Décalage diplomatique et contexte régional
Ces nouvelles restrictions américaines interviennent plus d'un an après des sanctions similaires adoptées par l'Union européenne en mars 2025 contre cette même entité. Ce décalage temporel souligne la complexité de la réponse internationale face aux minerais de conflit. Sur le plan géopolitique, les tensions diplomatiques entre Kinshasa et Kigali demeurent vives, et ce, malgré la signature d'un accord de paix en juin 2025. Le contrôle des chaînes d'approvisionnement minier continue d'alimenter l'instabilité dans l'Est congolais.

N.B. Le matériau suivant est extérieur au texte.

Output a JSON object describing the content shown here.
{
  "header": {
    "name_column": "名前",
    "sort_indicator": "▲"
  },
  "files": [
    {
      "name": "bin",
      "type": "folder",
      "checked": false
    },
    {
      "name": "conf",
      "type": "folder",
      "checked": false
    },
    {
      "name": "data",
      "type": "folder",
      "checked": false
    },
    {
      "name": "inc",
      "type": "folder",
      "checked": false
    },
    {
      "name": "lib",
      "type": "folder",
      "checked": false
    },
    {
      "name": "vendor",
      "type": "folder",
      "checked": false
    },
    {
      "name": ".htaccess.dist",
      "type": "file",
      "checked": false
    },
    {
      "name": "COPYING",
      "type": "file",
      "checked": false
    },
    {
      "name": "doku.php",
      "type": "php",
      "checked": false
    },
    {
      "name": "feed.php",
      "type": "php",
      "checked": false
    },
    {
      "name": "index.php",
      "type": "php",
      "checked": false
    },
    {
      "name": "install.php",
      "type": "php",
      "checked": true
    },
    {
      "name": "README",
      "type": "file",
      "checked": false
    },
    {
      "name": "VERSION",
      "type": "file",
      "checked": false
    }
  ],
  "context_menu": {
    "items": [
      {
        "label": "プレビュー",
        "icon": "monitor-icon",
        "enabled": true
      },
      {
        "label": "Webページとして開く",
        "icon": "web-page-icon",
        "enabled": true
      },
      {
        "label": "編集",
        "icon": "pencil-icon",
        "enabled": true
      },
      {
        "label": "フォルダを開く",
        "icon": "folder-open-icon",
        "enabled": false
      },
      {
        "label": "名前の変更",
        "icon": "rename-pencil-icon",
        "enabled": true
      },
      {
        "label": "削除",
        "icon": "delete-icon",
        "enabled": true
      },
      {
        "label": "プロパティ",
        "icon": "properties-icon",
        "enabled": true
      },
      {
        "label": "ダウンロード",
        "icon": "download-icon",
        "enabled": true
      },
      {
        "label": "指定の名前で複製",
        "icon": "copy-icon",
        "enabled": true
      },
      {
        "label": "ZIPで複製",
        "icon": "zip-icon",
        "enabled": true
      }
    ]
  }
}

Le trafic de coltan à Rubaya
En parallèle de la filière aurifère, l'ONG Global Witness a révélé dans un rapport de mai 2026 l'ampleur de la contrebande touchant d'autres minerais stratégiques. L'organisation dénonce le fait qu'au moins 1 400 tonnes de coltan ont été acheminées clandestinement depuis la région de Rubaya vers le Rwanda sur une période d'un an. Ce flux transfrontalier s'opère sous le contrôle strict des rebelles, illustrant l'enracinement profond des réseaux de financement illicite liés à l'exploitation minière dans la région des Grands Lacs.